The ever evolving gear list

I don't think your gear list stabilizes until you die, and then technically it continues to change based on who inherits your stuff although at that point it's no longer your gear. The latest major changes are the addition of an MFC-101 Floor Controller for the Axe as well as two mission engineering pedals and a NYC pedalboards custom case to house them in. Right on the heels of that will be a new James Tyler Variax, which is essentially the second generation Variax electric from Line 6 designed by boutique-ish luthier James Tyler and I think assembled in China (South Korea?). It will be replacing my previous Line 6 acoustic and Charvel San Dimas, both of which are currently on Ebay and confirmed to sell as they both have received bids, thank you very much. My hope is that the bidding will go up enough that I break even on the whole encounter. Right now I stand to lose about $400 if nothing changes as the Line 6 acoustic started at $500 and the Charvel at $600.

There's been a decent amount of interest in both and I'm hoping that tax season means enough interested bidders have spending money to get the bidding up a bit. $750 for each is probably a stretch, but it's still a good deal and I've gotten decent use out of them.
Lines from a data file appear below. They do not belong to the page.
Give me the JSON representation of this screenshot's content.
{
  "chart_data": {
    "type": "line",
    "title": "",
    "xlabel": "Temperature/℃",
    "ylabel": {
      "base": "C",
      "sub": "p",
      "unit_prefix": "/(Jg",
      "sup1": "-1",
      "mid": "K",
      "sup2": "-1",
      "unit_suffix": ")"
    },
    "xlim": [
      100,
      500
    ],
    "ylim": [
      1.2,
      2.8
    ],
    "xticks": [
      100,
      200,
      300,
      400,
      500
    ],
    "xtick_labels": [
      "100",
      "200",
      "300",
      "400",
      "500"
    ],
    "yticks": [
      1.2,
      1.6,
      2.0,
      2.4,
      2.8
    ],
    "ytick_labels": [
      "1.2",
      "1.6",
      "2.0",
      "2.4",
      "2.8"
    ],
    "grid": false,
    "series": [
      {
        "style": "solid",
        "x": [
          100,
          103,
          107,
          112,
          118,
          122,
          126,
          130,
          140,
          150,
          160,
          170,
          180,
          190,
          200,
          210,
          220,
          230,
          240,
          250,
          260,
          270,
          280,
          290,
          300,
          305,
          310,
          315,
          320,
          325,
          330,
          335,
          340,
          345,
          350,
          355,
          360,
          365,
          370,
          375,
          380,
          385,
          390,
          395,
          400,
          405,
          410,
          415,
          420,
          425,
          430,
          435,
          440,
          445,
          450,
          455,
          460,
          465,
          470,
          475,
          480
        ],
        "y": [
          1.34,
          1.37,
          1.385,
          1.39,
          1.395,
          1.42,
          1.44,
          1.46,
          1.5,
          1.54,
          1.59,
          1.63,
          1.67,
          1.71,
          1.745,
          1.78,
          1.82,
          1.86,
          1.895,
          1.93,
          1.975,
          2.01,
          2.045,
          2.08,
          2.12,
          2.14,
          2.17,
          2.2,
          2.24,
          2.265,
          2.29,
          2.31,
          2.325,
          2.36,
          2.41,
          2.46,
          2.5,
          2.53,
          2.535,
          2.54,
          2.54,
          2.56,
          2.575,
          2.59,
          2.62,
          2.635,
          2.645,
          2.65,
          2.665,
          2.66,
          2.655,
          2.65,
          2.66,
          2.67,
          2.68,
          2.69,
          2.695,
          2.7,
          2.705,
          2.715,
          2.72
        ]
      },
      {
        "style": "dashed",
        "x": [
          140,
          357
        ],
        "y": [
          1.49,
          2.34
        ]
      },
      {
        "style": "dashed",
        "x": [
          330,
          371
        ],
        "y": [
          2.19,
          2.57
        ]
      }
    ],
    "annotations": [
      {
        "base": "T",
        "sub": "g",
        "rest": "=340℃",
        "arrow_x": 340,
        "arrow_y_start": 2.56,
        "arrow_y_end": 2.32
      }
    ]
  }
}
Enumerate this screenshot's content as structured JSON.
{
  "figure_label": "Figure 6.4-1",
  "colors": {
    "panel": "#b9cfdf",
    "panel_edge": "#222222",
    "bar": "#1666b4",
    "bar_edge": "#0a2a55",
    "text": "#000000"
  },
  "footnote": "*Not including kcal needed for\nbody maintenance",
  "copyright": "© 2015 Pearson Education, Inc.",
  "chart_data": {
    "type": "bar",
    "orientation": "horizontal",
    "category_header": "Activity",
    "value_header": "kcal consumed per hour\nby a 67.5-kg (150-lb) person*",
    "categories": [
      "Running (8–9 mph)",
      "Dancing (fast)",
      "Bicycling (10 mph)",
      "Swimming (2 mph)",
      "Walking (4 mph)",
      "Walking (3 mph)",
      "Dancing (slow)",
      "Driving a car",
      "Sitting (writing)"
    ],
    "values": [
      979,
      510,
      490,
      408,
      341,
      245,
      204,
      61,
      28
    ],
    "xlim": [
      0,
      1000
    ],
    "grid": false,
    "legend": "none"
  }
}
In the case of the Charvel, it's been a good guitar for what it was designed for, but I got the Suhr Modern about 18 months after I got the Charvel, and since then I haven't really had a good reason to play it. I was holding on to it as a backup if I needed to play a seedier dive, but when I started to consider that it and the Line 6 were gathering dust and I did a little research on the JT Variaxes, the decision was easy.
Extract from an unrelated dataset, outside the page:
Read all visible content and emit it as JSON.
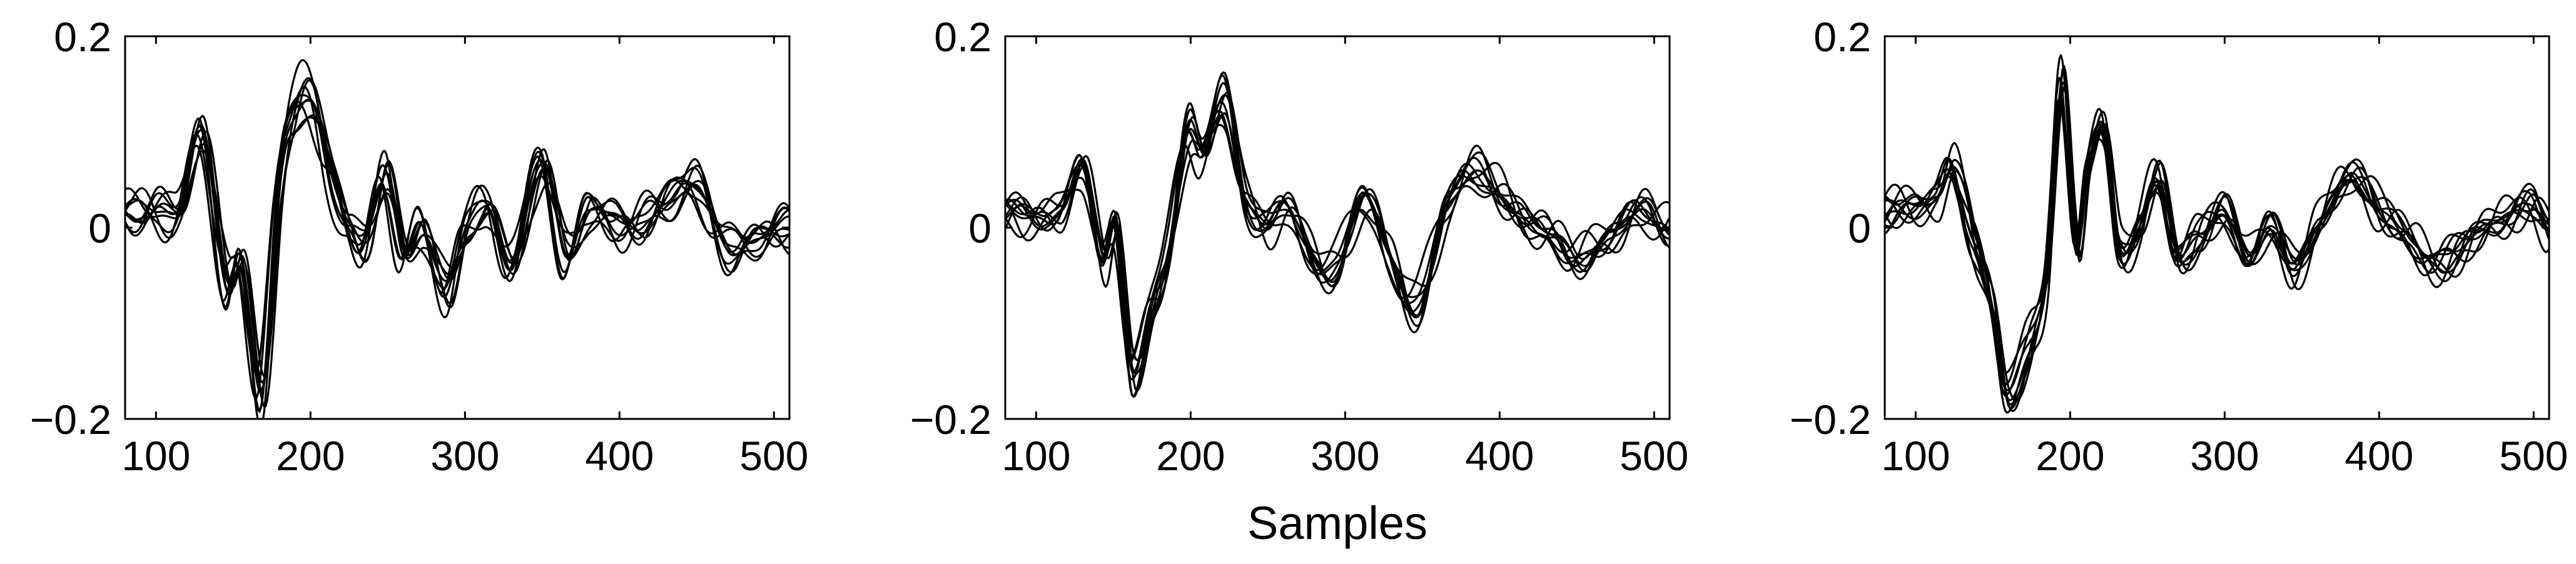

The JT variax will allow me to have a true swiss army knife guitar that is actually a good instrument on it's own. The nice thing is that these guitars are regular electric guitars with pickups that can be played in that manner, or you can use the modeled guitars. They have also have the ability to change tunings with a knob, as opposed to the previous generation where this had to be done through software. This may end up being a primary(ish) gigging guitar, although it has the stop tailpiece and not a tremolo which might necessitate the Suhr. The nice benefit is that I'll have access to all the electric models like Gretsch, Gibson ES 175s and equivalent, Rick 12 Strings, Sitar, several acoustic models and the aforementioned custom tunings (drop d, Eb, dadgad, etc.). This will satiate my need for a semi/hollow body for awhile. I still can't play that style well enough to justify a nice guitar.
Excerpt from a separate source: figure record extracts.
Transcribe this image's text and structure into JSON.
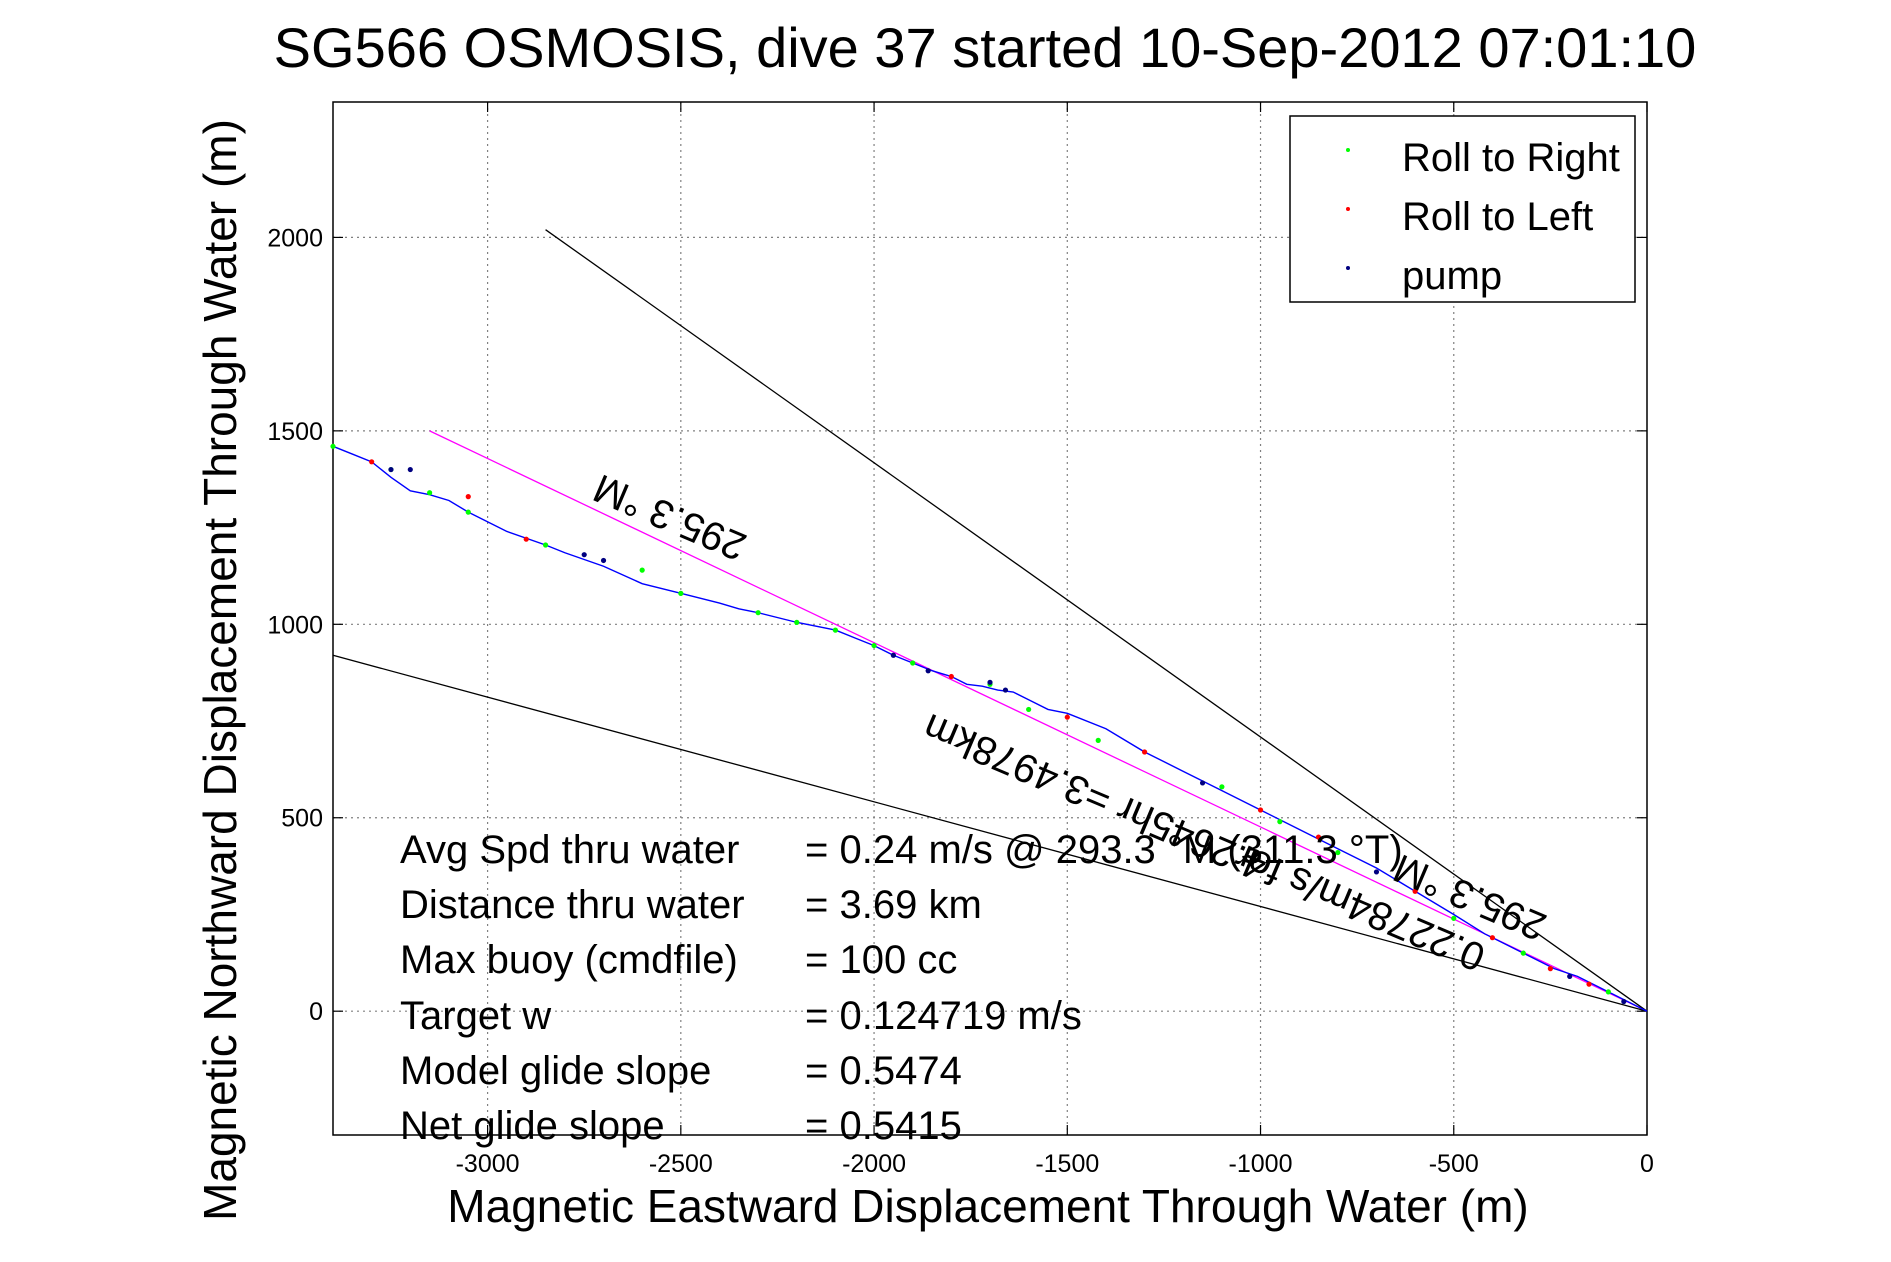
{
  "chart_data": {
    "type": "line",
    "title": "SG566 OSMOSIS, dive 37 started 10-Sep-2012 07:01:10",
    "xlabel": "Magnetic Eastward Displacement Through Water (m)",
    "ylabel": "Magnetic Northward Displacement Through Water (m)",
    "xlim": [
      -3400,
      0
    ],
    "ylim": [
      -320,
      2350
    ],
    "xticks": [
      -3000,
      -2500,
      -2000,
      -1500,
      -1000,
      -500,
      0
    ],
    "yticks": [
      0,
      500,
      1000,
      1500,
      2000
    ],
    "grid": true,
    "legend_position": "top-right",
    "legend": [
      {
        "label": "Roll to Right",
        "color": "#00ff00"
      },
      {
        "label": "Roll to Left",
        "color": "#ff0000"
      },
      {
        "label": "pump",
        "color": "#000080"
      }
    ],
    "track": {
      "color": "#0000ff",
      "x": [
        0,
        -40,
        -80,
        -120,
        -180,
        -240,
        -300,
        -360,
        -420,
        -500,
        -600,
        -700,
        -800,
        -900,
        -1000,
        -1100,
        -1200,
        -1300,
        -1400,
        -1500,
        -1550,
        -1600,
        -1640,
        -1680,
        -1720,
        -1760,
        -1800,
        -1850,
        -1900,
        -1950,
        -2000,
        -2050,
        -2100,
        -2200,
        -2300,
        -2350,
        -2400,
        -2500,
        -2600,
        -2700,
        -2800,
        -2850,
        -2950,
        -3050,
        -3100,
        -3150,
        -3200,
        -3250,
        -3300,
        -3350,
        -3400
      ],
      "y": [
        0,
        20,
        40,
        60,
        90,
        110,
        140,
        170,
        200,
        250,
        310,
        370,
        420,
        470,
        520,
        570,
        620,
        670,
        730,
        770,
        780,
        805,
        825,
        830,
        840,
        845,
        865,
        880,
        900,
        920,
        945,
        965,
        985,
        1005,
        1030,
        1040,
        1055,
        1080,
        1105,
        1150,
        1185,
        1205,
        1240,
        1290,
        1320,
        1335,
        1345,
        1380,
        1420,
        1440,
        1460
      ]
    },
    "markers": {
      "roll_right": {
        "x": [
          -3400,
          -3250,
          -3150,
          -3050,
          -2850,
          -2600,
          -2500,
          -2300,
          -2200,
          -2100,
          -2000,
          -1900,
          -1700,
          -1600,
          -1420,
          -1100,
          -950,
          -800,
          -500,
          -320,
          -100
        ],
        "y": [
          1460,
          1400,
          1340,
          1290,
          1205,
          1140,
          1080,
          1030,
          1005,
          985,
          945,
          900,
          845,
          780,
          700,
          580,
          490,
          410,
          240,
          150,
          50
        ]
      },
      "roll_left": {
        "x": [
          -3300,
          -3050,
          -2900,
          -1800,
          -1500,
          -1300,
          -1000,
          -850,
          -600,
          -400,
          -250,
          -150
        ],
        "y": [
          1420,
          1330,
          1220,
          865,
          760,
          670,
          520,
          450,
          310,
          190,
          110,
          70
        ]
      },
      "pump": {
        "x": [
          -3250,
          -3200,
          -2750,
          -2700,
          -1950,
          -1860,
          -1700,
          -1660,
          -1150,
          -700,
          -200,
          -60
        ],
        "y": [
          1400,
          1400,
          1180,
          1165,
          920,
          880,
          850,
          830,
          590,
          360,
          90,
          25
        ]
      }
    },
    "reference_lines": [
      {
        "color": "#ff00ff",
        "x": [
          0,
          -3150
        ],
        "y": [
          0,
          1500
        ],
        "label": "295.3 °M"
      },
      {
        "color": "#000000",
        "x": [
          0,
          -2850
        ],
        "y": [
          0,
          2020
        ]
      },
      {
        "color": "#000000",
        "x": [
          0,
          -3400
        ],
        "y": [
          0,
          920
        ]
      }
    ],
    "annotations": {
      "heading_upper": "295.3 °M",
      "heading_lower": "295.3 °M",
      "current_1": "0.22784m/s for",
      "current_2": "4.2645hr =3.4978km"
    },
    "stats": [
      {
        "label": "Avg Spd thru water",
        "value": "=  0.24 m/s @ 293.3  °M (311.3 °T)"
      },
      {
        "label": "Distance thru water",
        "value": "=  3.69 km"
      },
      {
        "label": "Max buoy (cmdfile)",
        "value": "= 100 cc"
      },
      {
        "label": "Target w",
        "value": "= 0.124719 m/s"
      },
      {
        "label": "Model glide slope",
        "value": "= 0.5474"
      },
      {
        "label": "Net glide slope",
        "value": "= 0.5415"
      }
    ]
  }
}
On the subject of the MFC 101, I'm slowly figuring out how to use it and how I want to use it. It's been really nice to be able to continue playing while switching effects on and off. Just being able to kick in the phaser after the intro of Eruption was awesome, and I like being able to cycle reverbs on some of the acoustic numbers I do (light reverb on strummers, heavier reverb/compression on the slower fingerpicky stuff). I'm also discovering never before used (by me) effects like wah, whammy and others that benefit from the quick sweep control afforded by a pedal. The AxeFx defaults the first pedal for volume control, but I've discovered that I'm not really wanting to use a pedal for volume, so I've been messing around with other parameters like drive/distortion, wet/dry amounts for effects, etc. I think I can probably do what I need to do with two pedals if I rethink how I have my presets laid out.

I need to start thinking more about my own "preset" that can encompass most of what I need in one preset. Either that, or I'll come up with one bank of five that should cover most of what I need. After that it's mostly just copping tones for certain songs by other players. The process is slowly getting me to delve more deeply into individual effects since I now have more control within the context of a song as opposed to coming up with one stock setting per effect. That's one of the many great aspects of the AxeFx in that it is so modular and customizable.